The Kingdom of Saudi Arabia is undergoing a massive digital transformation, and the cornerstone of this change in the business sector is the ZATCA e-invoicing mandate. While Phase 1 (the Generation Phase) focused on getting businesses to issue digital invoices, Phase 2, known as the Integration Phase, is about connecting your systems directly to the government’s.
If your business operates in Saudi Arabia, understanding the rolling deadlines and turnover thresholds for ZATCA Phase 2 isn’t optional, it’s essential to avoid steep penalties and maintain smooth operations.
What is ZATCA Phase 2 (The Integration Phase)?
Phase 2, which began on January 1, 2023, is the process of integrating your company’s accounting or ERP system with the ZATCA (Zakat, Tax and Customs Authority) platform, known as Fatoora.
This phase requires more than just generating a digital document; it mandates:
- Real-Time Clearance (B2B): For Tax Invoices (business-to-business), your system must send the invoice to ZATCA for validation and clearance before it’s issued to the customer.
- Near Real-Time Reporting (B2C): For Simplified Tax Invoices (business-to-consumer), your system must report the invoice data to ZATCA within 24 hours of issuance.
- Enhanced Security: Invoices must include new technical fields, such as a Cryptographic Stamp, a unique UUID, and a digital signature, all designed to ensure the data’s integrity and prevent tampering.
The Rolling Waves: How to Identify Your Deadline
To make the transition manageable, ZATCA is rolling out Phase 2 in successive waves, or groups, based on a business’s annual VAT-taxable turnover.
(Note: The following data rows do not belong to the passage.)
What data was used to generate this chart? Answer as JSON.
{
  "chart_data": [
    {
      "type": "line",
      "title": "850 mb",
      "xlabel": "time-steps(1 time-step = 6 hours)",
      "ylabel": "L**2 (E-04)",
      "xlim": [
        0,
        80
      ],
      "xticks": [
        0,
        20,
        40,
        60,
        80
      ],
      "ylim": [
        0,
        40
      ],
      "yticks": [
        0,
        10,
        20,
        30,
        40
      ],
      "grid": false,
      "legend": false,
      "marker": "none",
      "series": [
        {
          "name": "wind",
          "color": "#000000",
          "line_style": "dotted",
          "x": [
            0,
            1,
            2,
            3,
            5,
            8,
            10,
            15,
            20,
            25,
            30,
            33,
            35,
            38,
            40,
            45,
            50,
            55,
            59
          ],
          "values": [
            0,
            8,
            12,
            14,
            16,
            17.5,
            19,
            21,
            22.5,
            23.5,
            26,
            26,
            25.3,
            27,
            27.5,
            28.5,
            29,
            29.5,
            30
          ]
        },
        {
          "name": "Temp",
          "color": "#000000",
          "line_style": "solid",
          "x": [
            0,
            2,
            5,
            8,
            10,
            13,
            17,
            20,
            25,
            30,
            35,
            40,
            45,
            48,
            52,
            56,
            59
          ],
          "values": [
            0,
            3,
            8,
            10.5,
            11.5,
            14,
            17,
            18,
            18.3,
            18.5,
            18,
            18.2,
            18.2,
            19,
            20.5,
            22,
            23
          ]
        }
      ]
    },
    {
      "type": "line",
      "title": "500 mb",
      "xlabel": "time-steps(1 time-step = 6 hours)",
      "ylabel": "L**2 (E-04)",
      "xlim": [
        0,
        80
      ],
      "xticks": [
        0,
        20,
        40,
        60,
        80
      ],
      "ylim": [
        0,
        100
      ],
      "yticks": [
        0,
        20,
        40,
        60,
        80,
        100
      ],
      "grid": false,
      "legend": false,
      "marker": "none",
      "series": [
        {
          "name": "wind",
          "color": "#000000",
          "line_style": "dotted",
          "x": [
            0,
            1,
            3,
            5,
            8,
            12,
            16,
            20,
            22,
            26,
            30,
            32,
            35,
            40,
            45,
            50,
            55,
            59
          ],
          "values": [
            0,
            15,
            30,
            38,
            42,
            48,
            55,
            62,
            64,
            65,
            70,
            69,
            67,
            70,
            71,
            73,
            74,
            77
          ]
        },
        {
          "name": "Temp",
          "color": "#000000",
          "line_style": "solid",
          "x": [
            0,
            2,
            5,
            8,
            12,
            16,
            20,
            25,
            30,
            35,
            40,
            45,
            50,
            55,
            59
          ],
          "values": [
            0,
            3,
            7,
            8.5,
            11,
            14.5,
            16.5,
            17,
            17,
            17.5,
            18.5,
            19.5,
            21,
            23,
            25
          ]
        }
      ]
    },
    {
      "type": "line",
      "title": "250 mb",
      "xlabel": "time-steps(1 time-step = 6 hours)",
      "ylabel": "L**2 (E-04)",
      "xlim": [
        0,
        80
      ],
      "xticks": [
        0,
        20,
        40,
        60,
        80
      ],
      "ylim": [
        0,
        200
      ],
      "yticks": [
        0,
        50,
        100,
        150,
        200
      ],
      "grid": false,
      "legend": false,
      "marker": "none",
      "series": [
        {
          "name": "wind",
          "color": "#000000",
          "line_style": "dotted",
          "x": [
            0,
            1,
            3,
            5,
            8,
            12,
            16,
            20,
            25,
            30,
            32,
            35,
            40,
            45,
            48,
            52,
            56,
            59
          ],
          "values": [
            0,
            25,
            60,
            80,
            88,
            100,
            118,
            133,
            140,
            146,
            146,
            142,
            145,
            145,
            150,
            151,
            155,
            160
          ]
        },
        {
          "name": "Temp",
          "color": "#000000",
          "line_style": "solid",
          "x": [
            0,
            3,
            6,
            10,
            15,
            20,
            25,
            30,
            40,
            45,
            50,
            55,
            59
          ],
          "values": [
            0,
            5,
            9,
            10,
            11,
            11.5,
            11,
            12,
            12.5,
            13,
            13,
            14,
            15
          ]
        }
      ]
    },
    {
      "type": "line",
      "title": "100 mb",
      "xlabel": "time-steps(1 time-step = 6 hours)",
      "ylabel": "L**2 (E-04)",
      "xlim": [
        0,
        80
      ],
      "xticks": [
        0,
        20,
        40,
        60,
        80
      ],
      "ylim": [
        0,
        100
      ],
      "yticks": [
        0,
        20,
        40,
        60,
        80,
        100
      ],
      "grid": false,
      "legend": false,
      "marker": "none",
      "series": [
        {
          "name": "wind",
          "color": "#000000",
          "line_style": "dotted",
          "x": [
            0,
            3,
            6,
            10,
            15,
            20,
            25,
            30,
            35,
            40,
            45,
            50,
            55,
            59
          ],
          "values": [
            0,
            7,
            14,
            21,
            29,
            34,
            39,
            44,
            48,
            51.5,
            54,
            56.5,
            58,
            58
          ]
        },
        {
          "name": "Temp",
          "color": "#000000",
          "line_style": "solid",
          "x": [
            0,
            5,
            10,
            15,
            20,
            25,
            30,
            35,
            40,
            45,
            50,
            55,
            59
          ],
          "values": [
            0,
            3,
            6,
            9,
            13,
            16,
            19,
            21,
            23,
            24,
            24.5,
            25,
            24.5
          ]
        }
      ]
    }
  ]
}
This means the largest businesses were first, and the compliance mandate is gradually trickling down to smaller enterprises.
The Golden Rule: ZATCA officially notifies taxpayers of their applicable wave at least six months before their integration deadline. However, it’s the business’s responsibility to proactively check its turnover against the published thresholds.
Key Turnover Thresholds and Deadlines
The criteria for inclusion in a wave is your total VAT-taxable turnover during either 2021, 2022, 2023, or 2024 (depending on the wave).
Here is a look at how the compliance waves are progressing across Saudi Arabia:
| Wave Example | Turnover Threshold (Highest in 2022, 2023, or 2024) | Integration Deadline (Approximate) |
| Early Waves | Exceeding SAR 500 Million | Already Passed (Mid-2023) |
| Middle Waves | Exceeding SAR 10 Million | Early 2025 |
| Latest Waves | Exceeding SAR 1 Million | Q4 2025 |
| Upcoming Waves | Exceeding SAR 375,000 | Q2 2026 |
The trend is clear: the threshold is continually dropping to include more and more businesses. For instance, ZATCA has announced that businesses with an annual taxable turnover as low as SAR 375,000 (during 2022, 2023, or 2024) are now being phased in, with an expected integration deadline around June 30, 2026.
Action Item: If your business is VAT-registered in Saudi Arabia and your annual revenue is above SAR 375,000, you are almost certainly included in one of the upcoming ZATCA Phase 2 waves.
Preparing Your Business for Integration
Preparation is the only way to ensure a smooth transition and avoid the financial penalties that come with non-compliance.
- Verify Your Wave: Immediately calculate your highest VAT-taxable revenue from the relevant years (2022, 2023, or 2024) to pinpoint your mandatory integration date.
- Choose Compliant Software: Your current invoicing system or ERP must be able to meet the technical requirements of Phase 2. This means it must support API connectivity with the Fatoora portal, generate the required cryptographic stamps, and format the invoice correctly (XML or PDF/A-3 with embedded XML).
- Start Early: ZATCA provides a six-month window for a reason. Use this time to test your system integration, train your staff on the new real-time process, and stabilize your invoicing flow. Delaying until the final weeks dramatically increases the risk of system failure and compliance breaches.
The e-invoicing mandate in Saudi Arabia is a permanent shift toward digital tax reporting. By understanding the rolling deadlines and thresholds of ZATCA Phase 2, your business can turn a compliance obligation into an opportunity for greater efficiency and security.